L’aspettativa per motivi personali dunque si differenzia da altri tipi di aspettative previste dalla legge, come:


  • l’aspettativa per gravi motivi familiari;
  • l’aspettativa per assistere familiari disabili;
  • l’aspettativa per la tossicodipendenza del lavoratore o di suoi familiari;
  • l’aspettativa per formazione professionale;
  • l’aspettativa per ricoprire cariche istituzionali elettive;
  • l’aspettativa per l’attività sindacale;
  • l’aspettativa per volontariato;
  • l’aspettativa per il ricongiungimento col coniuge all’estero.


Ognuna di queste tipologie ha caratteristiche e norme specifiche che la regolano, e prevedono durate, modi e trattamenti diversi.

Nel caso dell’aspettativa per motivi personali è sufficiente che il lavoratore ritenga di avere un motivo fondato per chiedere l’astensione dal lavoro, non è obbligatorio avere motivi gravi.

In ogni caso la richiesta va presentata in forma scritta al datore di lavoro o al reparto risorse umane della propria azienda o ente di appartenenza.

L’aspettativa non retribuita per motivi personali viene concessa anche ai dipendenti pubblici, purché questi abbiano un contratto a tempo indeterminato. Sono quindi di norma esclusi da questa tipologia di aspettativa:


  • i lavoratori con contratto a tempo determinato;
  • i lavoratori assunti con contratti di formazione e lavoro.

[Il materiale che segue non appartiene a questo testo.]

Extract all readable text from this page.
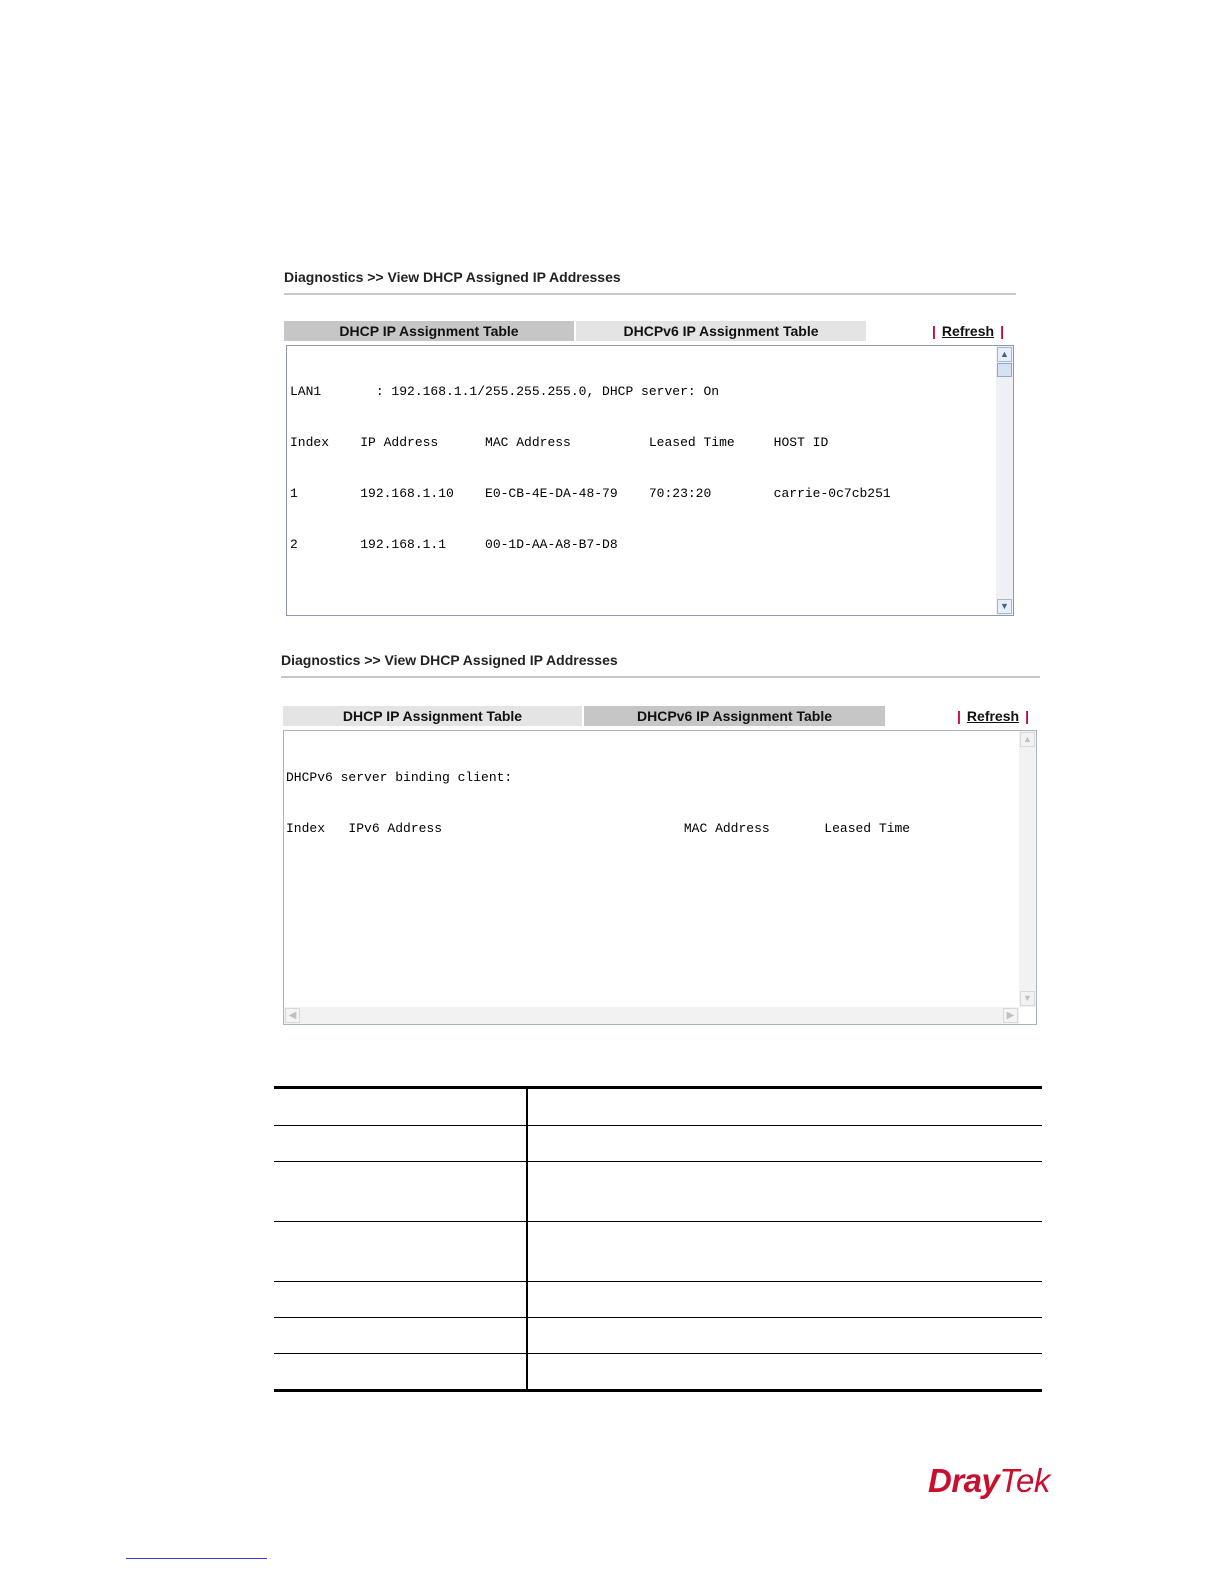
Diagnostics >> View DHCP Assigned IP Addresses
DHCP IP Assignment Table	DHCPv6 IP Assignment Table	| Refresh |

LAN1       : 192.168.1.1/255.255.255.0, DHCP server: On

Index    IP Address      MAC Address          Leased Time     HOST ID

1        192.168.1.10    E0-CB-4E-DA-48-79    70:23:20        carrie-0c7cb251

2        192.168.1.1     00-1D-AA-A8-B7-D8

▲
▼
Diagnostics >> View DHCP Assigned IP Addresses
DHCP IP Assignment Table	DHCPv6 IP Assignment Table	| Refresh |

DHCPv6 server binding client:

Index   IPv6 Address                               MAC Address       Leased Time

▲
▼
◀	▶

DrayTek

Non possono chiedere l’aspettativa nemmeno i lavoratori che abbiano un rapporto di
collaborazione o i lavoratori autonomi che lavorino per un ente pubblico.

Il periodo che può essere concesso è di 12 mesi in un triennio e le motivazioni che possono essere prese in esame sono varie, senza prevedere per forza un grave disagio personale. Si tratta di tutte quelle motivazioni che riguardano comunque il benessere, lo sviluppo e al progresso dell’impiegato, ferme restando le esigenze tecnico-organizzative dell’ente di appartenenza, che può rifiutare il periodo di aspettativa sulla base di motivazioni fondate e provate.



Chi si mette in aspettativa prende lo stipendio?

L’aspettativa per motivi personali non è retribuita, quindi non prevede il pagamento dello stipendio da parte del datore di lavoro. Fermo restando che la legge prevede anche tipologie di aspettativa retribuita, come per esempio quella per assistere familiari disabili, che invece mantengono la possibilità di ricevere lo stipendio.

Nel caso dell’aspettativa non retribuita per motivi personali, viene concessa la possibilità di assentarsi dal posto di lavoro, sospendendo di fatto l’obbligo a garantire la prestazione lavorativa, ma nello stesso tempo viene sospeso anche l’obbligo per il datore di lavoro della retribuzione.

Si tratta dunque di una possibilità concessa al lavoratore, che assentandosi dal posto di lavoro può provocare un disagio all’azienda o all’ente per cui lavora. Ed è proprio per questo, visto che siamo in assenza di gravi motivi che spingono a fare la richiesta di aspettativa, che non viene riconosciuto il diritto a ricevere lo stipendio, a maturare l’anzianità e quindi al versamento dei contributi per la pensione.